Ukraine Drain

Perhaps the Ukrainian government should have surrendered outright at the beginning of Vladimir Putin’s (not “Russia’s,” but Vladimir Putin’s) all-out invasion in 2022. For everyone knew that even the most rhetorically forceful Western alliance would have neither the resources nor the willpower to offer Ukraine enough assistance to truly defeat Putin in a war of attrition — the one kind of war a megalomaniacal tyrant is most able to fight, since he feels neither any pangs of conscience about wasting hundreds of thousands of his own soldiers’ lives for the sake of a chunk of land that he has set his sights on, nor any pressure from domestic opponents who might challenge his authority in the face of such waste — without the steady and committed support of the United States.
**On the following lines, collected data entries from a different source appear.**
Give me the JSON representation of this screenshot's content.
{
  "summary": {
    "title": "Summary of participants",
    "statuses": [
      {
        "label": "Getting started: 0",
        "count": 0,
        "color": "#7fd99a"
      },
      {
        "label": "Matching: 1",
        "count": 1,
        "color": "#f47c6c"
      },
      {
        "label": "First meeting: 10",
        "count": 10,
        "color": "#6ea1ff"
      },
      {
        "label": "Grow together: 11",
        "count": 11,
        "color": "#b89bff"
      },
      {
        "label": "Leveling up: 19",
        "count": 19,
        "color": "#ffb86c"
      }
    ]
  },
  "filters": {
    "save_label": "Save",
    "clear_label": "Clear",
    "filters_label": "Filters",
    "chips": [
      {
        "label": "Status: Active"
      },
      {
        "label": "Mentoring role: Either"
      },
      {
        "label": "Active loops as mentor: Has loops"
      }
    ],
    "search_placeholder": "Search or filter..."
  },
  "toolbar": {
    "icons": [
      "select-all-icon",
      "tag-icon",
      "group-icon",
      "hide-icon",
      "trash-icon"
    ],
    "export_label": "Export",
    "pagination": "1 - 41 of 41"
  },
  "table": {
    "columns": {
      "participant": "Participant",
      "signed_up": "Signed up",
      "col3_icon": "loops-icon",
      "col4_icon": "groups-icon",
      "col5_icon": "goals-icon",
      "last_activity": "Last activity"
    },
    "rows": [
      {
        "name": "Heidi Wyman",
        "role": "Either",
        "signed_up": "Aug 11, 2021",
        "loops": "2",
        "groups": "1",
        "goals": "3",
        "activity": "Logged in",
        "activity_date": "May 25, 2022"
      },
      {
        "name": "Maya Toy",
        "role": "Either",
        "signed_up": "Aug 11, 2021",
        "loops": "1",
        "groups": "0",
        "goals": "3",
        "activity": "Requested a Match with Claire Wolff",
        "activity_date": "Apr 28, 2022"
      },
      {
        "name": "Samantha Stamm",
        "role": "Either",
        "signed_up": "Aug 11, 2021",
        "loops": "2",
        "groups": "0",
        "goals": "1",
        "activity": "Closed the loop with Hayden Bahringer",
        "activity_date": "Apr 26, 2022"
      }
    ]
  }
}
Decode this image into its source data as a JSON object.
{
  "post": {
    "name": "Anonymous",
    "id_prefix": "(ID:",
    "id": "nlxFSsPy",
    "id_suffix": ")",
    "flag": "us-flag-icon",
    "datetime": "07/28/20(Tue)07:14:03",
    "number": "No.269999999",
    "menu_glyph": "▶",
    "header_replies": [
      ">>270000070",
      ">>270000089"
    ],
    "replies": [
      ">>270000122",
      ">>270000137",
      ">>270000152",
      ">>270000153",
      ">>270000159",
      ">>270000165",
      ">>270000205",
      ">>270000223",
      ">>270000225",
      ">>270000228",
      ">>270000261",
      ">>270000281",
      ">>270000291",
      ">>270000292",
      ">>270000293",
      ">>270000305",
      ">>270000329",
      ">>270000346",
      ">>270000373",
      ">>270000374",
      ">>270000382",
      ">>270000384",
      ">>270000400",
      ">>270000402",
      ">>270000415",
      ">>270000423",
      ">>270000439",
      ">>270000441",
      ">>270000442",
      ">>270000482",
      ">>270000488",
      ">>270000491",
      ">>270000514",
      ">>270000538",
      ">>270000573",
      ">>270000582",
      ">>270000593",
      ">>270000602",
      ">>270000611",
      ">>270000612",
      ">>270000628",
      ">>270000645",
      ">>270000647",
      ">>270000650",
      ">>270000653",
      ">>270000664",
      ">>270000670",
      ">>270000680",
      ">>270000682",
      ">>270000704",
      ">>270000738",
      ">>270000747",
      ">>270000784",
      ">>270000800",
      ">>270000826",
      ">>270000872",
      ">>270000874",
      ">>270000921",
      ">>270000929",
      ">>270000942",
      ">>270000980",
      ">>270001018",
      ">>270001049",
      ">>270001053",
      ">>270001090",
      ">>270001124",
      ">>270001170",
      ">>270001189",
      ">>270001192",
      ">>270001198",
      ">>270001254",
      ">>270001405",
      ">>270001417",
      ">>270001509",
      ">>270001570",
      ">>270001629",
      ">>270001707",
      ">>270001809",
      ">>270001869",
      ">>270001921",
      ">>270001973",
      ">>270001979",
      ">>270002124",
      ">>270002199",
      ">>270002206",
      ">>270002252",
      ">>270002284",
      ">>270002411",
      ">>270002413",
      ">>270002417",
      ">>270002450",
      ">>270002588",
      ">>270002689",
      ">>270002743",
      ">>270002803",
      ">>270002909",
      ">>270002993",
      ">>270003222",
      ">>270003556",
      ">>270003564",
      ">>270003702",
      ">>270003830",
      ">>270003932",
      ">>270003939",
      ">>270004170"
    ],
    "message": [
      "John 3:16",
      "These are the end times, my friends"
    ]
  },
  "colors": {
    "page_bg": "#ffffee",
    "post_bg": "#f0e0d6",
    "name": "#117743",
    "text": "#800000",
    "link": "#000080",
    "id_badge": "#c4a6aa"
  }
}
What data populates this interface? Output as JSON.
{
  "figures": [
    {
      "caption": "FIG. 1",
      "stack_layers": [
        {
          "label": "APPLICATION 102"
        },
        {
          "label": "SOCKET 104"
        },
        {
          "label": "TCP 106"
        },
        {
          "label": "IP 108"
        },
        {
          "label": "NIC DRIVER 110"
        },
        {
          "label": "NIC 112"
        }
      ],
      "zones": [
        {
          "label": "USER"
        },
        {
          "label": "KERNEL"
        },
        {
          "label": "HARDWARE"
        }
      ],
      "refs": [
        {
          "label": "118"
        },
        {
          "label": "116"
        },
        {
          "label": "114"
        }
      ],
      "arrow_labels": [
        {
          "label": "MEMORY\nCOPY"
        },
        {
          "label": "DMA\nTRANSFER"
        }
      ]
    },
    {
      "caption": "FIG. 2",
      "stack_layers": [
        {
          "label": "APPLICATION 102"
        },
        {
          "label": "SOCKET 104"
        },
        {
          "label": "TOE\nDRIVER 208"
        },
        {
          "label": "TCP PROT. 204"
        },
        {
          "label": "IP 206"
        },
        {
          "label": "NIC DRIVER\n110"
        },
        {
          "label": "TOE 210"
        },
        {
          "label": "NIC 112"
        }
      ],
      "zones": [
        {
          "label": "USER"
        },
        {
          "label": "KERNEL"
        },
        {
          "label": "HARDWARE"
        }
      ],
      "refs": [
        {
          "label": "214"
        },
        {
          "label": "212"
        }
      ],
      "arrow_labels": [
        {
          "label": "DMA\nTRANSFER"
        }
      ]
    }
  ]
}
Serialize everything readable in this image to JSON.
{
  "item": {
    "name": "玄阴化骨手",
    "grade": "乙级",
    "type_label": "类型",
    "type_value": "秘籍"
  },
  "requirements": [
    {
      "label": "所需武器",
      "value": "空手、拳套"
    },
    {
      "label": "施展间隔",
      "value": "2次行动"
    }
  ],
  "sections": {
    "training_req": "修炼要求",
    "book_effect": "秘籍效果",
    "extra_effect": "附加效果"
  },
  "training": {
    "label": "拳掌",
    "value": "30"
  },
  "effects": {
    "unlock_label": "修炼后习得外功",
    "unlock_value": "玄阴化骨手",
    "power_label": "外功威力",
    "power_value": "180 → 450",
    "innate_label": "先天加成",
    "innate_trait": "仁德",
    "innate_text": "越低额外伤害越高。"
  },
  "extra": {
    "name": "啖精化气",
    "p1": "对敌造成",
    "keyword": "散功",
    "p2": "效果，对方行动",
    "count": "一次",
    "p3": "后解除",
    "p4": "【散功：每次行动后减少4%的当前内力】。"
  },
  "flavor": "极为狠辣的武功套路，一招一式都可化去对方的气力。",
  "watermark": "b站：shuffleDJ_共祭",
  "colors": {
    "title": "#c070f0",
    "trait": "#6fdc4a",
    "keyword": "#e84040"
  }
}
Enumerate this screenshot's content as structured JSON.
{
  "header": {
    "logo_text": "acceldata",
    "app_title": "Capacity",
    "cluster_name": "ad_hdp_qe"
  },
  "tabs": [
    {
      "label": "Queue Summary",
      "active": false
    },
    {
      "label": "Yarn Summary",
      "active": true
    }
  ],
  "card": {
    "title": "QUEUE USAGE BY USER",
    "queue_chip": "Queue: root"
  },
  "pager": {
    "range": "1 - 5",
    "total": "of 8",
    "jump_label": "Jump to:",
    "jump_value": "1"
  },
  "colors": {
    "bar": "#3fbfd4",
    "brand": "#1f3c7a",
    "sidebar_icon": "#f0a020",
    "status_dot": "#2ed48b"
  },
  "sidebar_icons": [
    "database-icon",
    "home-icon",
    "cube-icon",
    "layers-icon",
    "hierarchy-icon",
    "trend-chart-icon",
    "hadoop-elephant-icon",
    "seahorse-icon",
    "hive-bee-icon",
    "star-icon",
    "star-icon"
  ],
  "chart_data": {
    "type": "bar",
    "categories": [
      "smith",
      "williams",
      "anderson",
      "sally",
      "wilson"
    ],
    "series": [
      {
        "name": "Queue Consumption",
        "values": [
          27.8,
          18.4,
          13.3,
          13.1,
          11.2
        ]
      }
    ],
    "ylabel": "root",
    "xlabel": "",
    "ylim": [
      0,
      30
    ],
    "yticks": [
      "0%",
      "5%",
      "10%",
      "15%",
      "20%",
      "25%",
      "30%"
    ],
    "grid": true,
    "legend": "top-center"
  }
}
And yet if there is one thing everyone who is honest with himself knew about the United States in 2022, it was that she is a loser, a master of cowardly surrender, a country that has lost its soul, its sense of purpose, its faith in itself and its principles, and above all its will to win.

America only loses. She may join a fight, and even do so with gung ho enthusiasm and patriotic fervor — that is, she will join as long as it seems an easy and amusing television entertainment capable of bringing only enjoyment and second-hand pride, never hardship or uneasiness. But she will lose it in the end, and in the most ignominious way: by simply losing interest, forgetting the goal, neglecting the priorities that made the effort seem worthwhile at the outset, and — as is usually necessary — by falling into total disregard for the allies she has filled with hope and promises, but whom she suddenly abandons to the worst of all fates without so much as a twinge of discomfort. 

That is the key word — discomfort. Her own, that is, and how she may avoid it. For America has died the way all great nations die, perhaps, but also in the particularly formulaic and, if I may say so, totalitarian way that a great and free nation is most likely to die, the way so elegantly predicted by Alexis de Tocqueville in Democracy In America. She has died due to multi-generational, increasingly severe seizures of pain-aversion. Anything with a real price is too unpleasant. Anything that entails uncertainty, anxiety, and the risk of short-term hardship, is unacceptable. Anything that stands up before her and says, “I am not going to make this easy for you,” is immediately intimidating and deflating. For America today is a country that wishes only for — that feels absolutely entitled to — easy answers, immediate gratification, and the uninterrupted continuance of a state of semi-somnambulant comfort. She would sacrifice anything for those infantile goals. She would follow any doctrine or demagogue promising to protect her passive pursuit of this infantilism. Is it any wonder that America’s domestic political life has been reduced to the sub-human tribalism of competing strongmen, each declaring his ability to take care of the helpless lambs if only they will promise to submit and comply, which of course they do eagerly promise?

Perhaps a sense of national, historical desperation led Ukraine to put its faith in the bold promises of the American government. This is understandable enough. What is not understandable is that anyone outside of Ukraine should have harbored any illusions about America’s willingness to help Ukraine win this war, no matter how vital victory might seem, or how gravely dangerous empowering a well-armed dictator in his moment of last-chance aggression might be. How many times have we seen America declare a commitment to helping someone win a very winnable war, only to become herself the very agent of defeat by actively pulling the plug just when victory seemed to be within reach? Is that not indeed the very essence of post-WWII American military policy, as demonstrated almost without interruption for the past seventy-five years?

Russia is a failed nation with a massive military force and a crazed dictator at the helm. America is a failed nation with a massive military force and competing tribes of pampering babysitters at the helm, each obsessed with not disturbing the cozy gurgling and spoiled groping of national nap time. It is not difficult to predict who will win, when one side has no interest in winning. America’s shame will be nothing, however, compared to the profound discomfort her habituated pain-aversion is about to cause her

If you think that I am espousing a neoconservative view of American foreign policy, i.e., defending globetrotting “democracy projects” and humanitarian adventures at the expense of any consideration of the proper concerns of national interest, think again. To deny that America has any legitimate national interest at stake in this war is to obliterate any meaningful sense of that term, as I have explained previously. The problem in this situation is not that America has no vital interest at stake in stopping Putin’s emboldened aggression, but that she has ceased to care about freedom and survival in any way beyond the most trivially physical. Americans today: Fat, pleasure-sated, ignorant, listless, riled to anger only by childish indignation about not getting everything their way at every moment, and therefore easily susceptible to their own tyranny-friendly sirens of the “left” and “right,” who promise to protect them from ever having to care too much about anything beyond their own amusements, as long as they go along with granting ever-more unlimited power to the protectors. Tocqueville’s soft despotism played out in practical reality, and now taking its dismal tragedy on a world tour, unmoved by, and perhaps oblivious to, the slowly descending final curtain.